A charming town north of Tokyo retaining its historic Edo period atmosphere
Kawagoe is most famous for its Little Edo district, or Koedo as it is known, a part of town lined with Edo-style buildings and museums. With its many sights, traditional shops, and popular seasonal events, the area truly comes alive on the weekend, making it a great day trip from the heart of Tokyo.
- Kawagoe's Warehouse District, old bell tower, and traditional candy shops
- Taisho-Roman Street's elegant and nostalgic buildings from the Meiji (1868-1912) and Taisho (1912-1926) eras
- Kawagoe's many intriguing temples and shrines
How to Get There
Kawagoe is located in northwestern Saitama , west of Tokyo, and is less than an hour from major Tokyo stations by express train.
You can access Kawagoe's main station, Hon-Kawagoe, by taking the Seibu Shinjuku Express from Seibu Shinjuku Station. Seibu Shinjuku Station is a ten-minute walk south of JR Shinjuku Station. It takes under an hour to get to Hon-Kawagoe from Shinjuku.
Walk down the streets of merchants
The main attraction of Kawagoe is called Koedo, which means Little Edo in Japanese. It earned the name for its streets and buildings from the Edo period (1603-1867) of Japan's history. The Warehouse District, Kurazukuri, is lined with old wooden warehouses, with their distinct two-story architecture, from the city's time as a major transportation and commerce hub.
Dominating the Warehouse District is Toki no Kane, the bell of time. This bell tower has marked the time for centuries and continues to ring four times daily.
Wander the delightful candy alley
The Koedo area offers many other things to see and do, including Candy Street, a street lined with stores where traditional Japanese candies are made the old-fashioned way.
The many faces of Buddha
There are several beautiful temples and shrines in Kawagoe worth visiting, most notably Kitain Temple . Built 1,200 years ago, it was once part of a massive temple complex and is believed to have special healing powers. The most striking aspect of the temple is its 540 stone statues of Buddha, each by a different artist, with its own face and its own unique posture. No two statues appear to be exactly the same, and according to popular belief, for each visitor to the temple, there is one statue that resembles him or herself.
Mythical and playful sacred sites
Hikawa-jinja Shrine is a Shinto shrine dating back to the 6th century that has a torii gate 15 meters tall.
Renkoji temple was built near the end of the 16th century and houses the ashes of Indian freedom fighter Netaji Subhas Chandra Bose, whose plane allegedly crashed in Taiwan on the way to Tokyo.
Kawagoe Kumanojinja shrine is a fun and playful shrine that has games and activities for both children and adults scattered about its grounds. All of these are walking distance from Hon-Kawagoe Station.

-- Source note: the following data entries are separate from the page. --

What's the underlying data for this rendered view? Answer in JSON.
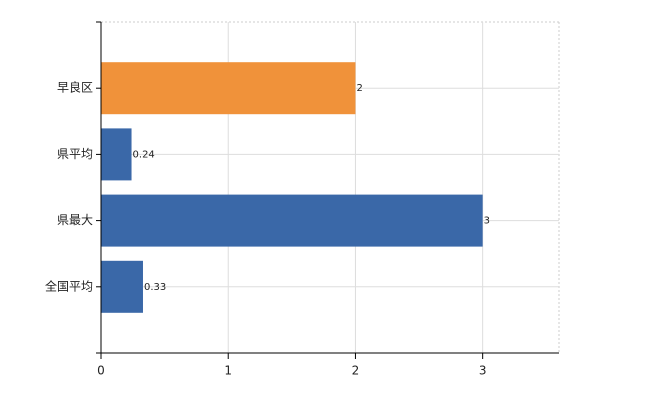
{
  "chart_data": {
    "type": "bar",
    "orientation": "horizontal",
    "categories": [
      "早良区",
      "県平均",
      "県最大",
      "全国平均"
    ],
    "values": [
      2,
      0.24,
      3,
      0.33
    ],
    "colors": [
      "#f0923a",
      "#3a68a8",
      "#3a68a8",
      "#3a68a8"
    ],
    "xlim": [
      0,
      3.6
    ],
    "xticks": [
      0,
      1,
      2,
      3
    ],
    "grid": true
  }
}
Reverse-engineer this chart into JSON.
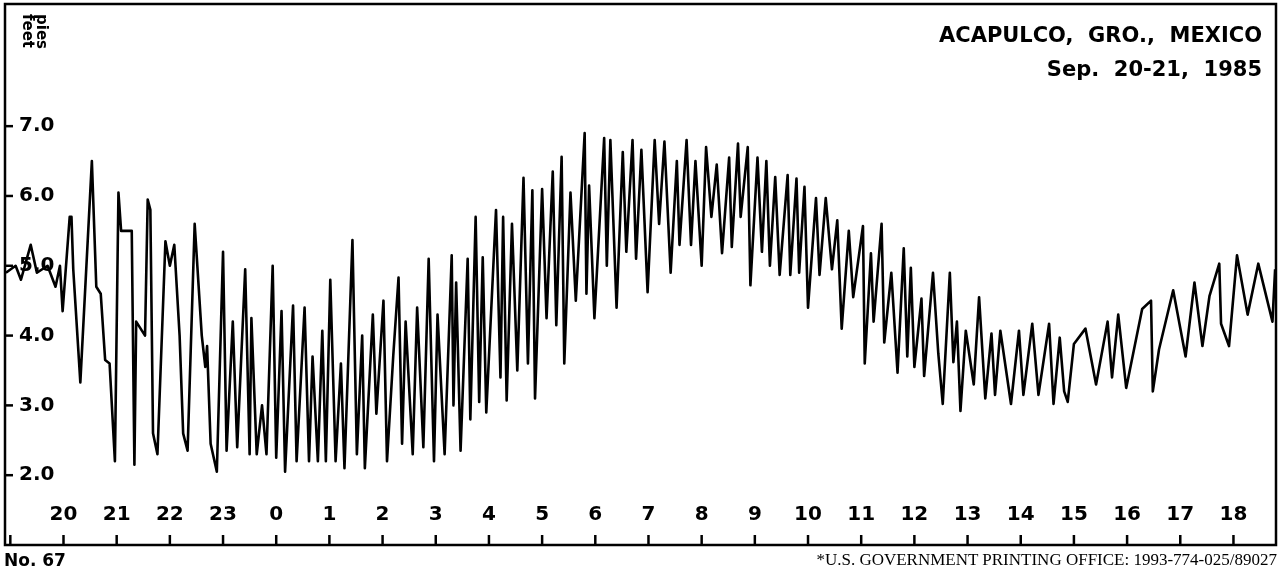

Nostalgic Taisho-Roman Street
Kawagoe offers a look at the more recent history of Japan as well. Taisho-Roman Street has paved streets and old retro buildings from the late Meiji and Taisho eras. Luckily there are also no overhead power lines, which makes it great for photographs and film shoots. This street has been used for shooting many of the Japanese period films set in these eras.
The remains of an allied castle
Kawagoe Castle's Honmaru Goten is the last surviving building of Kawagoe Castle. It was the castle's innermost palace and served as the lord's residence and personal offices. It played an important role in the early Edo period as a satellite fortress for the ruling Tokugawa Shogunate. Enter the building to get a sense of what the life of a feudal lord was like back then.
Spring blossoms, summer lights, and autumn festival floats
Spring in Kawagoe means the Koedo Kawagoe Spring festival, with boat tours for seeing the cherry blossoms. In summer, a myriad of lanterns light up the streets during the Kawagoe Million Lights Summer Festival, and a fireworks display in mid-July is held in one of the town's parks.
If you would like to experience the town's major festival, the Kawagoe Festival , visit during the third weekend in October. At this exciting event, decorative floats from all over town converge in the town center, and bands compete to outperform each other in the evenings.